Wednesday 22 February 2012

Water and Ice

From December 18, 2011

Winter dawned this bright, Sunday morning.  The air was crisp and cold, the ground a-sparkle with millions of tiny frosty diamonds, each one a testament to the cold in the air.  I was up first, enjoying the stillness of the lonely morning. 

It wasn’t long before my husband emerged, looking for his morning coffee.  He wondered aloud if the chickens had survived the first night of real cold.  -17 was the reading on the local weather reports.  We could be having frozen chicken for dinner…

I quickly donned my winter jacket & boots and headed out to the barn.  If those chickens didn’t weather the cold well, I didn’t want my nine-year-old discovering the fact!  On the way across the pasture I noted that there was no water accessible through the thick ice the cold night had left.  Both troughs were completely frozen over. 

On approaching the barn I heard the familiar clucking and cackling of our two hens.  Both girls were alive and evidently doing well!  They were happy to see me when I entered the coop, coming much more readily than usual to my feet.  I soon saw why – their water was also frozen over, though not solid, I hoped.

The coop has a heat lamp, near which their water had been placed, but the cold of the previous night had been too much for the shallow water to withstand.  I looked around for an implement of some sort that I could use to break the ice and reveal the life-giving water below.  Improvisation proved vital as I picked up a small metal bucket and began whacking the ice for all I was worth.  I soon broke through, and the chicken’s trough quickly became a small sea filled with ice bergs of varying degrees of floatation.  With the first sign of refreshing liquid, the chickens began to drink.  They seemed to savour the refreshment, filling their beaks in turn, then lifting their heads to swallow the water in delight.

Making a mental note to return to collect the two eggs the girls had left in the roost, I left the birds to their morning bath and returned to the outdoor troughs to dig for water there as well, grabbing a small shovel to help with the task.  I began with the old bathtub by the barn.  Being somewhat sheltered it generally is the last to freeze, and the easiest to de-ice, which was somewhat disconcerting once I discovered how thick the ice was even here!   Perception is a strange phenomenon…a shovel that seems quite light on initially lifting it, becomes unbearably heavy when one is wielding it like an axe when there is a dire need of fire wood.  The trick in trough de-icing, I quickly discovered, is staying dry.  Fortunately, the shovel has a long handle.  Over my head and down onto the ice, slowly chipping away to expose the water, which splashed in direct proportion to how much was exposed.  Once the ice was reduced to a few inches around the sides of the tub, I moved on to the trough in the middle of the pasture.  Fully knowing that the ice here would be the thickest, I set to work and was not disappointed.  As I worked I wondered what I would have thought just a few years ago if someone had told me I would be doing this on a Sunday morning in December.  Never in my wildest dreams would I have imagined it!  Yet here I am, living more than the dream, and loving every minute of it.  Yes, even the cold Sunday morning minutes spent digging water out of icy troughs for my animals.  I thought back to 7 months before when I had questioned my ability to follow through with the dedication and longevity required for the adventure I still looked forward to embarking upon.  God had turned my head towards a herd of horses that day, and reassuringly whispered, “This is who you are.”  Yes, this must indeed be who I am - who He made me to be.  Who else in their right mind, could go out into -17 degrees to spend half an hour working up a sweat to dig out water for a bunch of animals…and come in happier than when she went out! 

As a post-script, that afternoon the strong men of our family carried water out to fill the heated trough, preventing any recurrence of the morning’s activity.  I enjoy my new life on the farm, but I’m not crazy!

5 comments:

  1. Heather......you are growing soft on me.....-17 and you are freezing?
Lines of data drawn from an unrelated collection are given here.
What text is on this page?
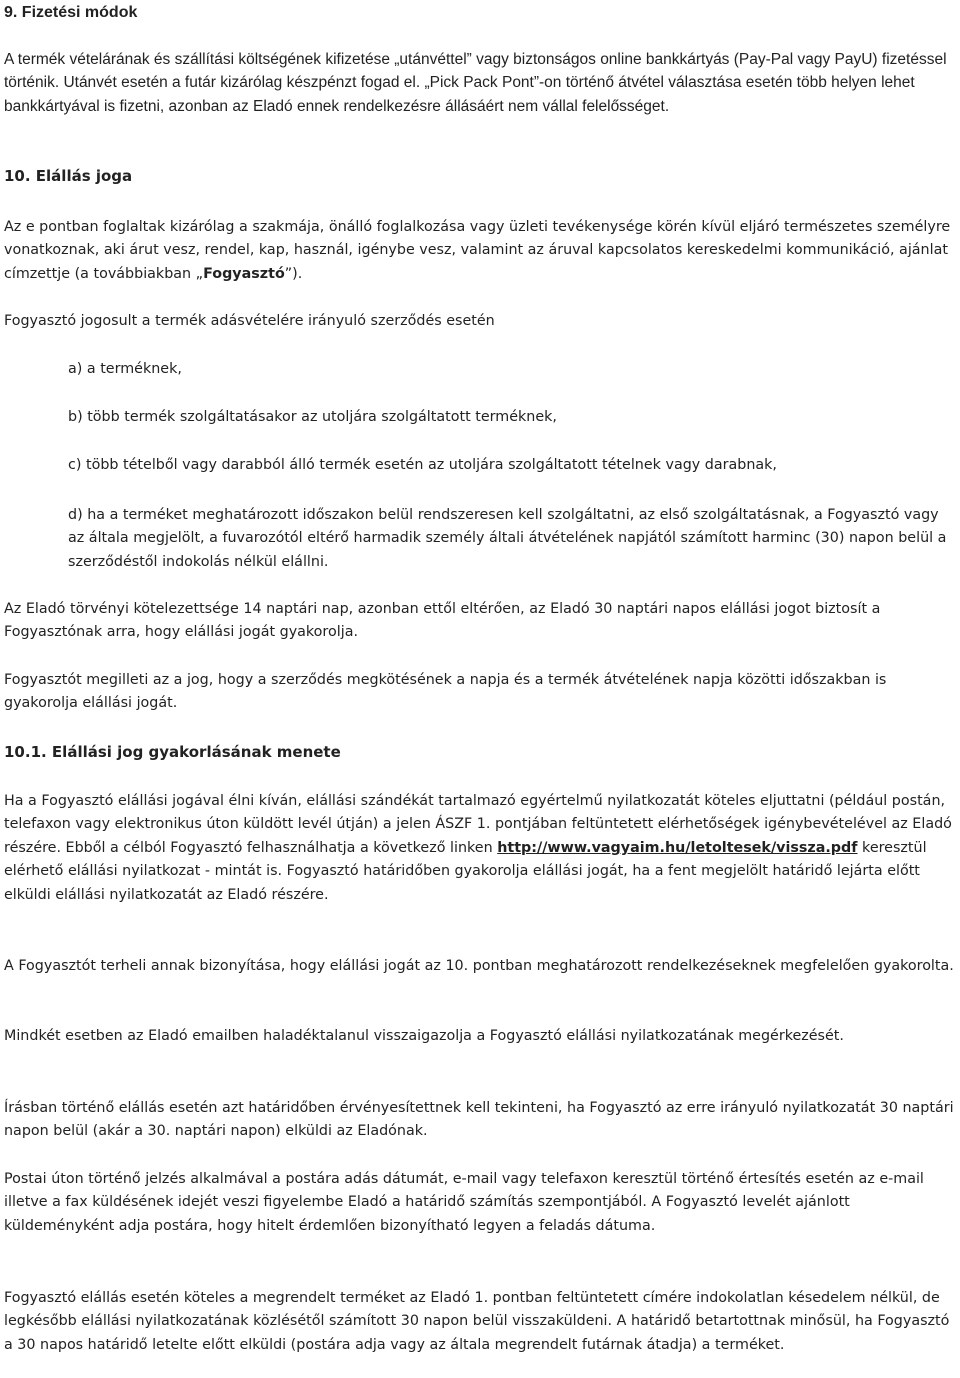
9. Fizetési módok
A termék vételárának és szállítási költségének kifizetése „utánvéttel” vagy biztonságos online bankkártyás (Pay-Pal vagy PayU) fizetéssel történik. Utánvét esetén a futár kizárólag készpénzt fogad el. „Pick Pack Pont”-on történő átvétel választása esetén több helyen lehet bankkártyával is fizetni, azonban az Eladó ennek rendelkezésre állásáért nem vállal felelősséget.
10. Elállás joga
Az e pontban foglaltak kizárólag a szakmája, önálló foglalkozása vagy üzleti tevékenysége körén kívül eljáró természetes személyre vonatkoznak, aki árut vesz, rendel, kap, használ, igénybe vesz, valamint az áruval kapcsolatos kereskedelmi kommunikáció, ajánlat címzettje (a továbbiakban „Fogyasztó”).
Fogyasztó jogosult a termék adásvételére irányuló szerződés esetén
a) a terméknek,
b) több termék szolgáltatásakor az utoljára szolgáltatott terméknek,
c) több tételből vagy darabból álló termék esetén az utoljára szolgáltatott tételnek vagy darabnak,
d) ha a terméket meghatározott időszakon belül rendszeresen kell szolgáltatni, az első szolgáltatásnak, a Fogyasztó vagy az általa megjelölt, a fuvarozótól eltérő harmadik személy általi átvételének napjától számított harminc (30) napon belül a szerződéstől indokolás nélkül elállni.
Az Eladó törvényi kötelezettsége 14 naptári nap, azonban ettől eltérően, az Eladó 30 naptári napos elállási jogot biztosít a Fogyasztónak arra, hogy elállási jogát gyakorolja.
Fogyasztót megilleti az a jog, hogy a szerződés megkötésének a napja és a termék átvételének napja közötti időszakban is gyakorolja elállási jogát.
10.1. Elállási jog gyakorlásának menete
Ha a Fogyasztó elállási jogával élni kíván, elállási szándékát tartalmazó egyértelmű nyilatkozatát köteles eljuttatni (például postán, telefaxon vagy elektronikus úton küldött levél útján) a jelen ÁSZF 1. pontjában feltüntetett elérhetőségek igénybevételével az Eladó részére. Ebből a célból Fogyasztó felhasználhatja a következő linken http://www.vagyaim.hu/letoltesek/vissza.pdf keresztül elérhető elállási nyilatkozat - mintát is. Fogyasztó határidőben gyakorolja elállási jogát, ha a fent megjelölt határidő lejárta előtt elküldi elállási nyilatkozatát az Eladó részére.
A Fogyasztót terheli annak bizonyítása, hogy elállási jogát az 10. pontban meghatározott rendelkezéseknek megfelelően gyakorolta.
Mindkét esetben az Eladó emailben haladéktalanul visszaigazolja a Fogyasztó elállási nyilatkozatának megérkezését.
Írásban történő elállás esetén azt határidőben érvényesítettnek kell tekinteni, ha Fogyasztó az erre irányuló nyilatkozatát 30 naptári napon belül (akár a 30. naptári napon) elküldi az Eladónak.
Postai úton történő jelzés alkalmával a postára adás dátumát, e-mail vagy telefaxon keresztül történő értesítés esetén az e-mail illetve a fax küldésének idejét veszi figyelembe Eladó a határidő számítás szempontjából. A Fogyasztó levelét ajánlott küldeményként adja postára, hogy hitelt érdemlően bizonyítható legyen a feladás dátuma.
Fogyasztó elállás esetén köteles a megrendelt terméket az Eladó 1. pontban feltüntetett címére indokolatlan késedelem nélkül, de legkésőbb elállási nyilatkozatának közlésétől számított 30 napon belül visszaküldeni. A határidő betartottnak minősül, ha Fogyasztó a 30 napos határidő letelte előtt elküldi (postára adja vagy az általa megrendelt futárnak átadja) a terméket.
How ever did you survive Cold Lake.
    Hint for Whooper 'water', if you have snow, he can eat the snow instead of having water, you could add bringing him a bucket of water a day or something like that. Depending on trough material, the ice block can crack a plastic trough and ruin it. =)

    ReplyDelete
  2. Ha ha! I am guessing that comment was left by Petra. :-) Well, I survived the cold north, but I never liked it. Plus, smacking ice in a huge trough of water, the water splashing back on you, makes it that much colder. I have never gone ice fishing and never plan to! LOL!
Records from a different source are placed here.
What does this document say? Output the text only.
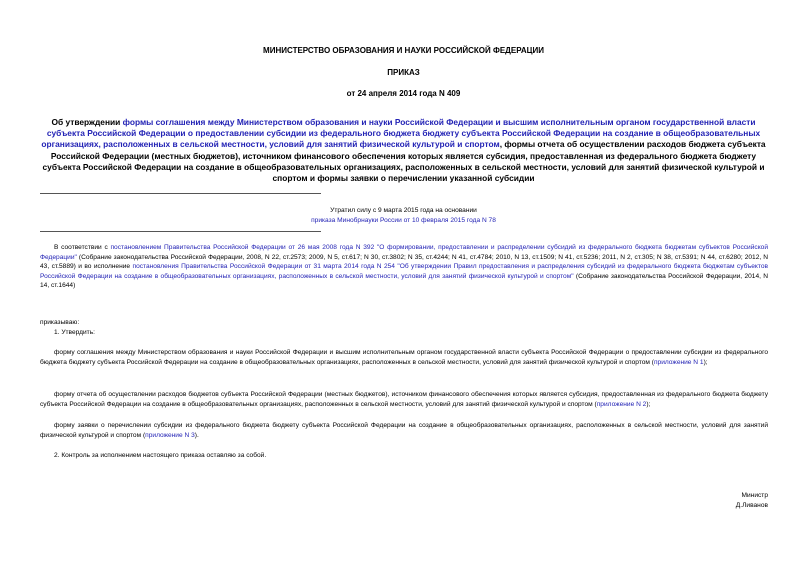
МИНИСТЕРСТВО ОБРАЗОВАНИЯ И НАУКИ РОССИЙСКОЙ ФЕДЕРАЦИИ
ПРИКАЗ
от 24 апреля 2014 года N 409
Об утверждении формы соглашения между Министерством образования и науки Российской Федерации и высшим исполнительным органом государственной власти субъекта Российской Федерации о предоставлении субсидии из федерального бюджета бюджету субъекта Российской Федерации на создание в общеобразовательных организациях, расположенных в сельской местности, условий для занятий физической культурой и спортом, формы отчета об осуществлении расходов бюджета субъекта Российской Федерации (местных бюджетов), источником финансового обеспечения которых является субсидия, предоставленная из федерального бюджета бюджету субъекта Российской Федерации на создание в общеобразовательных организациях, расположенных в сельской местности, условий для занятий физической культурой и спортом и формы заявки о перечислении указанной субсидии
Утратил силу с 9 марта 2015 года на основании
приказа Минобрнауки России от 10 февраля 2015 года N 78
В соответствии с постановлением Правительства Российской Федерации от 26 мая 2008 года N 392 "О формировании, предоставлении и распределении субсидий из федерального бюджета бюджетам субъектов Российской Федерации" (Собрание законодательства Российской Федерации, 2008, N 22, ст.2573; 2009, N 5, ст.617; N 30, ст.3802; N 35, ст.4244; N 41, ст.4784; 2010, N 13, ст.1509; N 41, ст.5236; 2011, N 2, ст.305; N 38, ст.5391; N 44, ст.6280; 2012, N 43, ст.5889) и во исполнение постановления Правительства Российской Федерации от 31 марта 2014 года N 254 "Об утверждении Правил предоставления и распределения субсидий из федерального бюджета бюджетам субъектов Российской Федерации на создание в общеобразовательных организациях, расположенных в сельской местности, условий для занятий физической культурой и спортом" (Собрание законодательства Российской Федерации, 2014, N 14, ст.1644)
приказываю:
1. Утвердить:
форму соглашения между Министерством образования и науки Российской Федерации и высшим исполнительным органом государственной власти субъекта Российской Федерации о предоставлении субсидии из федерального бюджета бюджету субъекта Российской Федерации на создание в общеобразовательных организациях, расположенных в сельской местности, условий для занятий физической культурой и спортом (приложение N 1);
форму отчета об осуществлении расходов бюджетов субъекта Российской Федерации (местных бюджетов), источником финансового обеспечения которых является субсидия, предоставленная из федерального бюджета бюджету субъекта Российской Федерации на создание в общеобразовательных организациях, расположенных в сельской местности, условий для занятий физической культурой и спортом (приложение N 2);
форму заявки о перечислении субсидии из федерального бюджета бюджету субъекта Российской Федерации на создание в общеобразовательных организациях, расположенных в сельской местности, условий для занятий физической культурой и спортом (приложение N 3).
2. Контроль за исполнением настоящего приказа оставляю за собой.
Министр
Д.Ливанов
    The trough by the barn is an old bathtub, so it's probably fine. The old plastic one might be cracked come spring, but we have the heated one now, and it survived several Cold Lake winters, so it should do nicely here.

    ReplyDelete
  3. Wow! I didn't even know about this... And I live with you!!
    Well written Mum!

    ReplyDelete
  4. I think you were still sleeping...

    ReplyDelete
    Replies
    1. That would make sense... It's a good thing that you went out. 'Cause back then (and even sometimes now) we don't always go out on Sunday mornings 'cause of the rush to get ready to go.